Clarisse e as Formigas
Clarisse não tinha ficado estampada entre as folhas do livro da primária, a contar formigas. Saira dele pela calada, vindo apreciar o labor das abelhas e aprender sobre os movimentos precisos que lhes permitiam conversar à sua maneira. Às vezes, de papo para o ar, numa clareira, vigiava os bandos de pássaros e os de patos; imaginava outras tantas ligações a constelar na floresta, nos céus e mares, entre os animais, as gentes e suas cidades. E no futuro, quando isso se soubesse?!

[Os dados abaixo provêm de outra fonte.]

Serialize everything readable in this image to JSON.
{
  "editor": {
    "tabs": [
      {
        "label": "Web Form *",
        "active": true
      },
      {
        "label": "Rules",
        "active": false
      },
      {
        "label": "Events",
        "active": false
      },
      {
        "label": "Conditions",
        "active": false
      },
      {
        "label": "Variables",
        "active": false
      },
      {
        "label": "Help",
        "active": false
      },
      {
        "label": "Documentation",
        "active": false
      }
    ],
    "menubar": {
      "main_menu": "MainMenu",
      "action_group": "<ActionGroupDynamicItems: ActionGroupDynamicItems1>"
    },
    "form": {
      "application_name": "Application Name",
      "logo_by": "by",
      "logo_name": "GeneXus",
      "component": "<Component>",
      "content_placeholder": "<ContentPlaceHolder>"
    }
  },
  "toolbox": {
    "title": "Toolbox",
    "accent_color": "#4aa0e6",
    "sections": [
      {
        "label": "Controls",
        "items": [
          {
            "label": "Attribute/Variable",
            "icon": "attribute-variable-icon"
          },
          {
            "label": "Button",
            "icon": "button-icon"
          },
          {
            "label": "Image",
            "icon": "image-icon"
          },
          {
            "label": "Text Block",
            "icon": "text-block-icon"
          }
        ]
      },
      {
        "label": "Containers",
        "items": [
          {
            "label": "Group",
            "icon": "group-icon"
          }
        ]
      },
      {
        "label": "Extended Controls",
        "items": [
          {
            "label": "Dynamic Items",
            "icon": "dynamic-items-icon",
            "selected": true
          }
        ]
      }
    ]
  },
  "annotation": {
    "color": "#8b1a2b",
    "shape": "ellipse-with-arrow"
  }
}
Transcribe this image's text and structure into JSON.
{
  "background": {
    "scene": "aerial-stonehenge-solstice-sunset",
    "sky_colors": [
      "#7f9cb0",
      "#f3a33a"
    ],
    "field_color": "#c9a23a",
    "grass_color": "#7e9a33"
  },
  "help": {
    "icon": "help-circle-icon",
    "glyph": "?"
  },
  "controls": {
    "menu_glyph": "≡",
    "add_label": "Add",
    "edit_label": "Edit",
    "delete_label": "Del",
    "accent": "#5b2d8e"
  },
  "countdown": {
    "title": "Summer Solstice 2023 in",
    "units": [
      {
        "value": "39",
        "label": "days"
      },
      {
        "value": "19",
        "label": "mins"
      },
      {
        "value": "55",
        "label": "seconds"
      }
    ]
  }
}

Clarisse sentia um impulso para a revelação, mas a ninguém conseguia contar. Às vezes tentava - o quê Clarisse?!, a mim é que...; e não voltariam ao tema. - Clarisse, não me interrompas, deixa-me acabar. Acabar por dar uma desculpa para não ouvir no tempo ditatorialmente destinado à fala de Clarisse. Não havia tempo, oportunidade, vontade de alguém enxamear com Clarisse. Logo ela que tinha umas ideias sobre isso de dançar, fazer bando, pandã, e contagiar tudo! Tingir! Texturizar! E até à distância: Wallace e Darwin e tantos pares - as ideias fora dos corpos, a cirandar por aí prontas a ressoar - e ela sabia. Sistemas fixos, pré-feitos ou ainda novinhos, acabados de criar: do instinto à rede. Mas ninguém ficou a saber pela boca de Clarisse, que de tanta transparência, escolheu permanecer entre as folhas do livro da primária, numa estante saudosista. E assim, foi do nada que surgiu ao Mundo a teoria que enxameava tudo: as amigas de Clarisse, os amigos, os inimigos, os que não deram por ela e todos os outros: animais, plantas, energia, matéria até à menor partícula do átomo - que não sabiam da teoria que Clarisse sabia. E foi por pouco tempo que puderam espantar-se conversando sobre isso: - ai, ui, que vai acontecer agora?! e etc. Já não importava porque naquele momento houve um reforço superior das forças enxameadoras, como pôde sentir cada um em seu posto no sistema que lhe fora destinado. Os livros não seriam mais abertos por humanos; nem ficou ninguém para testemunhar o que lhes aconteceu, incluindo aquele da primária com o desenho de Clarisse espantada com as formigas.